Seul dans son minuscule appartement, l’homme regardait par la fenêtre, détaché. Dans le fond, un bruit d’eau troublait l’atmosphère du lieu ; le bac de la douche achevait de vider et éructait. Trempé, une serviette nouée autour de la taille, ses cheveux dégoulinaient et l’eau avait formé une flaque à ses pieds. Égaré, il avait quitté le songe pour un autre.

Prisonnier d’une nuit sans fin, il apercevait, de l’autre côté de la rive, celle qui le guiderait, à moins qu’elle ne perdît dans les ténèbres. Adossée contre un réverbère, une jambe relevée, presque vulgaire, elle tirait sur une cigarette dont l’extrémité scintillait dans l’obscurité.

Était-ce la veille ? L’avant-veille ? Ou encore cette nuit même qu’il l’avait aperçue, alors qu’elle traînait dans la rue et repoussait les intrus ?

Fatale ! Belle à se damner, elle lui avait lancé une œillade et il avait décliné. Sublimé par la pâle lueur de la lampe urbaine, elle ressemblait à une héroïne de feuilleton à deux sous. La main sur la poignée du battant de la fenêtre, il hésitait ; elle, achevait sa cigarette. D’entre ses lèvres s’échappaient des anneaux bleutés qui se perdaient ensuite dans la nuit.

– Viens ! semblait-elle lui murmurer.

Soudain, elle détourna le regard. Dans la rue, il n’y avait plus personne. Ce soir, aucun client ne s’était réfugié auprès d’elle ; l’homme avait quitté la fenêtre.

– Tu as froid ?

C’était l’homme qui avait parlé. Habillée d’un manteau de fausse fourrure, les jambes gainées dans un mauvais collant élimé, elle tourna vers lui un visage de poupée.
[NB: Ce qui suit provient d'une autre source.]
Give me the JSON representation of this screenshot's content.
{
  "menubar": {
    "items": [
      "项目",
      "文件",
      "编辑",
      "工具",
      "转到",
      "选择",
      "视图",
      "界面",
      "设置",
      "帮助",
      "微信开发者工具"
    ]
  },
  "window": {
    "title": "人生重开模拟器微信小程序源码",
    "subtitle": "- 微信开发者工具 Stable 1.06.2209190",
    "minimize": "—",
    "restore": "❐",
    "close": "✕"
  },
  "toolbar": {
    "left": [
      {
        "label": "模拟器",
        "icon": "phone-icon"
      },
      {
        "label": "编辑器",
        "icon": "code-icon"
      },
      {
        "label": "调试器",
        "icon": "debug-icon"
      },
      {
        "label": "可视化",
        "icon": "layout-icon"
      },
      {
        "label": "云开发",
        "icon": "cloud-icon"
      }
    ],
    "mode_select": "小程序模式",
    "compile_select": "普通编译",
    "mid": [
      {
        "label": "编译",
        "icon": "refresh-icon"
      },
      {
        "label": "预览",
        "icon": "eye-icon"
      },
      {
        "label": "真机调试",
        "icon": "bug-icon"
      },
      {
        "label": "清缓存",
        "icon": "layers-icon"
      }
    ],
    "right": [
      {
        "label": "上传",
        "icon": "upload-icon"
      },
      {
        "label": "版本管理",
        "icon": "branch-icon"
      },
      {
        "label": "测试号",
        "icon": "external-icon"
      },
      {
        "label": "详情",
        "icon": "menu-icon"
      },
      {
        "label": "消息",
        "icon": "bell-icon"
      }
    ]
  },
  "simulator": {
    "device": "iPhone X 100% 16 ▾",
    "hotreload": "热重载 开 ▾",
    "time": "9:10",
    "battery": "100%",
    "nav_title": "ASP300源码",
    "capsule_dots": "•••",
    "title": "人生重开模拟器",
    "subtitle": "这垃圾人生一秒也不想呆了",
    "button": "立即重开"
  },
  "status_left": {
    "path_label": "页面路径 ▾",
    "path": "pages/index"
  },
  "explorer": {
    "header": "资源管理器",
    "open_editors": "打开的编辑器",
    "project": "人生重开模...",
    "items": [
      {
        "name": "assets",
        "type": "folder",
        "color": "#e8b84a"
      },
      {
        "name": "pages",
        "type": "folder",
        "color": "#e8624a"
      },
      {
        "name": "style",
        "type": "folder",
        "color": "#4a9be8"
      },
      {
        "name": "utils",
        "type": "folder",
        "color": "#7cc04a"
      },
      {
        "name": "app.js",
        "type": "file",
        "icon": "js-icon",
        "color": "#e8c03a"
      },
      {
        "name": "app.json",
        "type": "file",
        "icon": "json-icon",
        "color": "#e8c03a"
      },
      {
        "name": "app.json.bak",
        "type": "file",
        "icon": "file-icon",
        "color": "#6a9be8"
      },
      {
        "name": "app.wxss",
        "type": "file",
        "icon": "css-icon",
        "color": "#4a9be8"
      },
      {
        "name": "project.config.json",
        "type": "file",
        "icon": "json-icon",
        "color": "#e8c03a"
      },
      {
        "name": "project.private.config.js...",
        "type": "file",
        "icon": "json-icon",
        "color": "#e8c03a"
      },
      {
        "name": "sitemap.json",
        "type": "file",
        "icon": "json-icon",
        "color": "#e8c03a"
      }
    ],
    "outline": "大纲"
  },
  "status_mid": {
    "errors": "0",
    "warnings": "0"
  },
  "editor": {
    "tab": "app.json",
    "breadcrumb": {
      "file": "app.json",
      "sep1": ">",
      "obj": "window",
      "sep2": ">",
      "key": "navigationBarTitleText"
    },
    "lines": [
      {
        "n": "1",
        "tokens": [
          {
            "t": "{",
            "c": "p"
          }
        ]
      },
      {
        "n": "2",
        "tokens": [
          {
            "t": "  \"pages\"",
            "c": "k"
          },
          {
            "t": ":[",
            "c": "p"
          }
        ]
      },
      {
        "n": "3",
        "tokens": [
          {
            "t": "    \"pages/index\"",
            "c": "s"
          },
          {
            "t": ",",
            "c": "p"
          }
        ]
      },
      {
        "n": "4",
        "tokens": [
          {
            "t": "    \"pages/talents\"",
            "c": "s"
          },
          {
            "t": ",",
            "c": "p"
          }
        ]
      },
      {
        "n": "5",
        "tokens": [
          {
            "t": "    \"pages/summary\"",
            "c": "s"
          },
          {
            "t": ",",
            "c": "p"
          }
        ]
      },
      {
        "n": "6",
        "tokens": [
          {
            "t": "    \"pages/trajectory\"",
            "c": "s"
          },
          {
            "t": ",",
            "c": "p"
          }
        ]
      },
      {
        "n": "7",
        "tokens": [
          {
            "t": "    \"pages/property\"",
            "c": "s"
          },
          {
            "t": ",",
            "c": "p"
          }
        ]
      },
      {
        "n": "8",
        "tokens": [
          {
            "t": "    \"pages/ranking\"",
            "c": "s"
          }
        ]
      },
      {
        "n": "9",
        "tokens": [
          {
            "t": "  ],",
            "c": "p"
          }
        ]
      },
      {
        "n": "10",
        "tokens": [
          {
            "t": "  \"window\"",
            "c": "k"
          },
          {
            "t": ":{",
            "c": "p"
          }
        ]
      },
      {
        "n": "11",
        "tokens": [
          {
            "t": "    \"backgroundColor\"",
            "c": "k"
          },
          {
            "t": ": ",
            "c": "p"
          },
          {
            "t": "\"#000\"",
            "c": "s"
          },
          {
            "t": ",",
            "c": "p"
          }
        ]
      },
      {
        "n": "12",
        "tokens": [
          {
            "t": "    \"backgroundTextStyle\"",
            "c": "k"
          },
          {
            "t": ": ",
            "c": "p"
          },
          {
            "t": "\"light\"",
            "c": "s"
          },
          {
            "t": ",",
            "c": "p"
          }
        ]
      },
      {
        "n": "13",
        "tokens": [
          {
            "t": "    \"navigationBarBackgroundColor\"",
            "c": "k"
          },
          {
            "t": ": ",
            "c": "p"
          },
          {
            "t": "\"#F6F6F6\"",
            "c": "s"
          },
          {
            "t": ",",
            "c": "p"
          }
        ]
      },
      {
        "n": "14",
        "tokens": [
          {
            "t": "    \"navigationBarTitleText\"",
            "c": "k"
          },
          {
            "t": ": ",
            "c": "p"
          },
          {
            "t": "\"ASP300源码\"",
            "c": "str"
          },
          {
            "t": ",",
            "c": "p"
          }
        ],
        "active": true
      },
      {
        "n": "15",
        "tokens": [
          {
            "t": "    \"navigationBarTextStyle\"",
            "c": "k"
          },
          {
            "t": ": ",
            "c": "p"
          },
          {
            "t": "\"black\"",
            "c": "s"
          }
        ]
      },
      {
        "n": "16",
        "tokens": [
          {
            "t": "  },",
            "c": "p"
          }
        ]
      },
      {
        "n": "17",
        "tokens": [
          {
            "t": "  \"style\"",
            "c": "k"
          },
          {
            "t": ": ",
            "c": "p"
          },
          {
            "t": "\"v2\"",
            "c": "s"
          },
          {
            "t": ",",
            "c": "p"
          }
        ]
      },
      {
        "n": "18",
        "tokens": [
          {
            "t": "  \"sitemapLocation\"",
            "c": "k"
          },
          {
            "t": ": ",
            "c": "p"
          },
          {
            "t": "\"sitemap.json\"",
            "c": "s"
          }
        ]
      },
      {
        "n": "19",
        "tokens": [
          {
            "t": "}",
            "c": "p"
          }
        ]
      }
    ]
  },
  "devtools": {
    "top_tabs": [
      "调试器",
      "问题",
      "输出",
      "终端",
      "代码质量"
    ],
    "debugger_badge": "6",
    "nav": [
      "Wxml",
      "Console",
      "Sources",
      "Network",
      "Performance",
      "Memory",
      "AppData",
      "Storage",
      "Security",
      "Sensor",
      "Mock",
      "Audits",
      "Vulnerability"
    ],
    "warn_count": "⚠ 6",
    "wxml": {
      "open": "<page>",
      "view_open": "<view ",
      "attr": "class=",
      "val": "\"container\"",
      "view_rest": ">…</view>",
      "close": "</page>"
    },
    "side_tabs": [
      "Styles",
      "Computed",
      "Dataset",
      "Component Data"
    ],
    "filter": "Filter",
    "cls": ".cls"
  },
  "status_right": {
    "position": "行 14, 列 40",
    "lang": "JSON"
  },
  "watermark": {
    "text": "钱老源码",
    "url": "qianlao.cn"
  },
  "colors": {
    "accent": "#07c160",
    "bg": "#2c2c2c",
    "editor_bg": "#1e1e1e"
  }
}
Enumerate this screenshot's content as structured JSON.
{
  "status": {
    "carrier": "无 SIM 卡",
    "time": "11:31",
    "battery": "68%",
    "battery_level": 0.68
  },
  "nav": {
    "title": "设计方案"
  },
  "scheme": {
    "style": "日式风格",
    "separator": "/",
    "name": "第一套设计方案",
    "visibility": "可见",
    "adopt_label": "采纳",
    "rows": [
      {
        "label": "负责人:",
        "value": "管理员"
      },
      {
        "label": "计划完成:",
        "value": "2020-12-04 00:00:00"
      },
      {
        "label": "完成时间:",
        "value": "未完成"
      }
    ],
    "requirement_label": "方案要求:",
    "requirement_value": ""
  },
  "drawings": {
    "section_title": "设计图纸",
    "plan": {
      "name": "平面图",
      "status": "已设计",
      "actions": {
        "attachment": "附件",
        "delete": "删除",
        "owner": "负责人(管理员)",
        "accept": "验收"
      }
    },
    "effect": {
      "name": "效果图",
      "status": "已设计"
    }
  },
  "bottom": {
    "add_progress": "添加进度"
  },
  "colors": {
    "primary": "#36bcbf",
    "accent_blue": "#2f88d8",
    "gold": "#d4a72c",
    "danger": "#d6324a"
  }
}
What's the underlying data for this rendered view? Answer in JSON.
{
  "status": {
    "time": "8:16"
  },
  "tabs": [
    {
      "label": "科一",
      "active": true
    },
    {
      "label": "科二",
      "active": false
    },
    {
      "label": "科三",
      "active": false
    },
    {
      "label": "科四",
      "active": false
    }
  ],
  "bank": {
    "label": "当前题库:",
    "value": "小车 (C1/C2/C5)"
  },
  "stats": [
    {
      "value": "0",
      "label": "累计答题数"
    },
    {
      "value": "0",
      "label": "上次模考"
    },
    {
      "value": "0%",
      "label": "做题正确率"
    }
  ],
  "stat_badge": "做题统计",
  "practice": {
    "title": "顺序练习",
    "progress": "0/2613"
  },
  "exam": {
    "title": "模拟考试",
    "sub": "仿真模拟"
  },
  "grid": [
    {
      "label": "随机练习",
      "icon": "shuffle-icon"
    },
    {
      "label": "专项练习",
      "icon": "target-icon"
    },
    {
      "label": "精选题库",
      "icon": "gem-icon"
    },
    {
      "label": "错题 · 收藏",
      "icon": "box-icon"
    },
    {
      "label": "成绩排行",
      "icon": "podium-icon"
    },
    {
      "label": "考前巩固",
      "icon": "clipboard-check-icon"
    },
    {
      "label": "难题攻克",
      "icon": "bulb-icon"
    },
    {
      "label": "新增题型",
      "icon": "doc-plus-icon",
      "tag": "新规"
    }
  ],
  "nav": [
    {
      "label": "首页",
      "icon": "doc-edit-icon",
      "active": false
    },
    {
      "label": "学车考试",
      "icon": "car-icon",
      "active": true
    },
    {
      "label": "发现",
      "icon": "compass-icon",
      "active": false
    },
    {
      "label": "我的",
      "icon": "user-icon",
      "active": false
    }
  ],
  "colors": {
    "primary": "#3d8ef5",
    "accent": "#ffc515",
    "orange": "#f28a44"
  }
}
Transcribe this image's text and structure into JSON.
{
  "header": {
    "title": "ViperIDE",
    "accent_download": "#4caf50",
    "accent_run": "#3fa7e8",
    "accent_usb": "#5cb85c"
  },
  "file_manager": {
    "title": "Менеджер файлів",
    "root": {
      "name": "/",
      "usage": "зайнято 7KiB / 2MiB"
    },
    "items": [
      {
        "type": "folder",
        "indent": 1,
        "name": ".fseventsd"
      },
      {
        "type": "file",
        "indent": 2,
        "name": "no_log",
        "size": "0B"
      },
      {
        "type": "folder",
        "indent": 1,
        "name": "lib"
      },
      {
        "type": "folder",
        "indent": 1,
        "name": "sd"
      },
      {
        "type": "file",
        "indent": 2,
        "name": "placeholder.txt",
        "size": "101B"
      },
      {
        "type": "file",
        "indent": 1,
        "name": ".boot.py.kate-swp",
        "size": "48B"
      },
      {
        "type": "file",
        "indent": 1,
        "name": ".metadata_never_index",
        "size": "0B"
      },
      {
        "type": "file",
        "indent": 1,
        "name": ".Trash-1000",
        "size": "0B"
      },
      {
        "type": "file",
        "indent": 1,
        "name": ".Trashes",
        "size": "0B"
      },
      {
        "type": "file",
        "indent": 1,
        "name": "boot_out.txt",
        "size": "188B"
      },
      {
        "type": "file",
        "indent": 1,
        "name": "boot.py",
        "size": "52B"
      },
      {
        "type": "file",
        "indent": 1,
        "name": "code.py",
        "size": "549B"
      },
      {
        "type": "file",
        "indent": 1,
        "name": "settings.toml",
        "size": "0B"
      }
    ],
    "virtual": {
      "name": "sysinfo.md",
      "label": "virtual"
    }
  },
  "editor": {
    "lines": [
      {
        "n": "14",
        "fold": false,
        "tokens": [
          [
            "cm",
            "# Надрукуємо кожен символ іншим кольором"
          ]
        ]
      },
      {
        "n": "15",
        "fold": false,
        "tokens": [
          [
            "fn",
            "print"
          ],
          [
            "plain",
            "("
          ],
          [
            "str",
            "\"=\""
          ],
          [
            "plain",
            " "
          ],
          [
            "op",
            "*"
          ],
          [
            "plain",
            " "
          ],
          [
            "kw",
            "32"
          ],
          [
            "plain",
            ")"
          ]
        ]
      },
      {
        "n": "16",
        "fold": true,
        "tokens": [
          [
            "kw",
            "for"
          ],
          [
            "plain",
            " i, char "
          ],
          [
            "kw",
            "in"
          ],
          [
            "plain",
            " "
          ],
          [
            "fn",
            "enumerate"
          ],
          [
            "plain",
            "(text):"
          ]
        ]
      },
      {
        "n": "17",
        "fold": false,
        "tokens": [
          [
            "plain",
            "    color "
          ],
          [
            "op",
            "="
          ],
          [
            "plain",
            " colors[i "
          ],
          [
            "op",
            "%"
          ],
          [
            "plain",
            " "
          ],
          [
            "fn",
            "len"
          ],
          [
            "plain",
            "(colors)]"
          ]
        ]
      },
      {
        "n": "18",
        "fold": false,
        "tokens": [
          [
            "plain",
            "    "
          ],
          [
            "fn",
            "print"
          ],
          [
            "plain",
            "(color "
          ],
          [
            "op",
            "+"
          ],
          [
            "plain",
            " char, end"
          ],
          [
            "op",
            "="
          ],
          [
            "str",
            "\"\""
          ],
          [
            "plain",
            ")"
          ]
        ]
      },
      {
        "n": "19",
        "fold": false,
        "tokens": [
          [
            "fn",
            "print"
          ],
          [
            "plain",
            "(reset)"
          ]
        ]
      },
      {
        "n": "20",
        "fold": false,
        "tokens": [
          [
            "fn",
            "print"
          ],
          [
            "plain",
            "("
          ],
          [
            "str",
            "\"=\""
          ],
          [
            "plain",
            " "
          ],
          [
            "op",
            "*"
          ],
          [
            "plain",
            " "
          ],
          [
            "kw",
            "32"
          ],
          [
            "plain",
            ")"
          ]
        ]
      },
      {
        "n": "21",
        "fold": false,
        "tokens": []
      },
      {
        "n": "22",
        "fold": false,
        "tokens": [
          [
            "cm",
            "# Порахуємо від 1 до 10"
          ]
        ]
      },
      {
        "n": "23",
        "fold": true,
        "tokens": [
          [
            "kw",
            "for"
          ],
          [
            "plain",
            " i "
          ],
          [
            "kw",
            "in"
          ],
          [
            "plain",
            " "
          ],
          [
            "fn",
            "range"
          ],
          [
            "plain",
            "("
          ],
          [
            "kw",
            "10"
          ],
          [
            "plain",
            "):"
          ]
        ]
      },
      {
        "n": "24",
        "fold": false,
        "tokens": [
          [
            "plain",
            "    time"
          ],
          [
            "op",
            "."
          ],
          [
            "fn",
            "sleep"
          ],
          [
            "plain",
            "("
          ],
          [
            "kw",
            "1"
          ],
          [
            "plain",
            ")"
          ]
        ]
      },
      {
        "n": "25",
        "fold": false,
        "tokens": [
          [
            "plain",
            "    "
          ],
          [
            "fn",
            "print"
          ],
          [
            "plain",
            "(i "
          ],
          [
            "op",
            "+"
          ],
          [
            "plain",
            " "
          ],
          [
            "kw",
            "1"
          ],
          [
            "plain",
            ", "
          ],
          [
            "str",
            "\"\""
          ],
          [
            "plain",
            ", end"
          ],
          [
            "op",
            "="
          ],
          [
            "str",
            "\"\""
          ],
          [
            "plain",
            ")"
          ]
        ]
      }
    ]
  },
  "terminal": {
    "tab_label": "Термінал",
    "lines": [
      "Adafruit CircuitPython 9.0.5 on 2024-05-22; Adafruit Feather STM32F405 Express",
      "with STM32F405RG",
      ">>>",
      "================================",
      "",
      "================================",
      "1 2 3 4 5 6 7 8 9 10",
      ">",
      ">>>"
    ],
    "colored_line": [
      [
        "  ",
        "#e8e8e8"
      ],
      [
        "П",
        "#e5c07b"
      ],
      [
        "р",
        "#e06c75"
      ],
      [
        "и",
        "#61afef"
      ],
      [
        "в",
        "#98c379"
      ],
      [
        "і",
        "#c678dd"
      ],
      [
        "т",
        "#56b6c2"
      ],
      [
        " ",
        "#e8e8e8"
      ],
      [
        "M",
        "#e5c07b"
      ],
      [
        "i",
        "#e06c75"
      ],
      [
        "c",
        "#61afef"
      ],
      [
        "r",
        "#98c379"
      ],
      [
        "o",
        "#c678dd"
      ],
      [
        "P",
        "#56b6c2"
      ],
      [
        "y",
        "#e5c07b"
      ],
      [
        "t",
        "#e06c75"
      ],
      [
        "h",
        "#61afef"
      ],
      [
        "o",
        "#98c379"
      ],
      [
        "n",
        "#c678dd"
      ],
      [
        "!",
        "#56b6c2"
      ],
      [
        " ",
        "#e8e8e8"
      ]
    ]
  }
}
Ses paupières, trop maquillés, avaient gelé et des perles de givre scintillaient à l’extrémité de ses cils.

– Un peu, bredouilla-t-elle, presque gênée.

L’homme lui tendait une veste ; bien trop grande pour elle.

– Merci, marmonna-t-elle, comme elle en couvrait son corps de pâle midinette.

Soudain, un bruit de casse troubla le calme et un chat les dévisagea. Ses grands yeux les fixaient, puis il disparut.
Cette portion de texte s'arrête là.